II.5- Traitement environnemental et paysager des espaces non bâtis et abords des constructions :
Les plantations existantes doivent être maintenues ou remplacées par des plantations équivalentes.
En dehors des surfaces bâties, stationnement et circulation, les espaces restants seront aménagés en amélioration du cadre de vie (Plantations, aires de jeux, aménagement paysager, …).
Les aires de stationnement doivent être plantées à raison d’un arbre de haute tige de circonférence supérieure à 20 cm par 50 m² de terrain.
Les plantations doivent être composées de végétaux diversifiés et adaptés au contexte local, en limitant la part des essences à feuillage persistant. Les plantes exogènes au caractère envahissant ne sont pas autorisées à la plantation (cf. liste noire du CBNM mise en annexe).
La haie uniforme, composée uniquement de cyprès, thuyas ou de lauriers-palmes, est déconseillée : les essences doivent être variées et celles à feuillage persistant doivent être minoritaires.
Révision PLU – PIOLENC – RÈGLEMENT - ZONE UB
La hauteur des constructions ne pourra excéder 7 mètres, mesurés de l’égout du toit au sol naturel, sur l’ensemble des parcelles à l’exception de celles situées en bordure de la RN 7 et de l’avenue St Louis (route d’Uchaux), pour lesquelles une hauteur maximale de 10 mètres, mesurés de l’égout du toit au sol naturel est autorisée.

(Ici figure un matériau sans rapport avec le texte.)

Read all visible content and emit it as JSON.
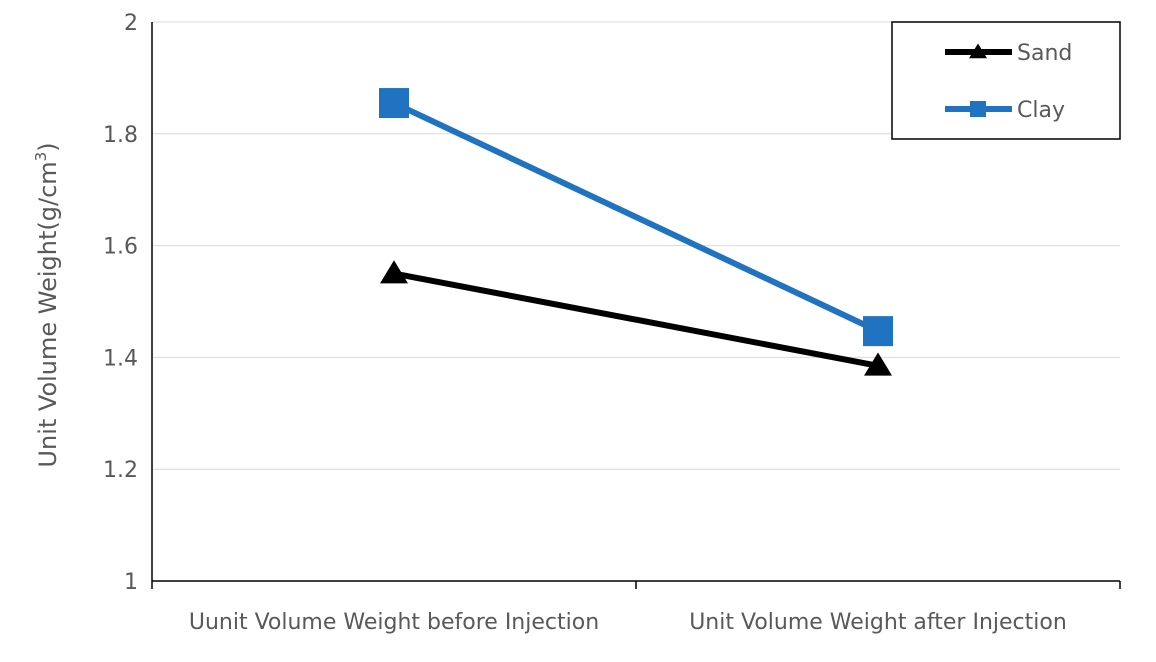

Ces dispositions ne s’appliquent pas aux constructions à usage d’équipement collectif pour lesquelles la hauteur ne pourra excéder 12 mètres, mesurés de l’égout du toit au sol naturel
II.4- Caractéristiques architecturales des constructions et des clôtures :
Les constructions peuvent être d’expression architecturale traditionnelle ou contemporaine mais doivent présenter un aspect compatible avec le caractère ou l’intérêt des lieux avoisinants, des sites et des paysages urbains, ainsi qu’à la conservation des perspectives monumentales.
Les constructions doivent être adaptées aux caractéristiques topographiques du terrain naturel - y compris dans la dimension hydraulique - qui peuvent amener la réalisation d’un vide sanitaire adapté.
Clôtures
Les clôtures seront constituées de haies vives, elles pourront être doublées de grillage d’une hauteur maximum de 1,50 m.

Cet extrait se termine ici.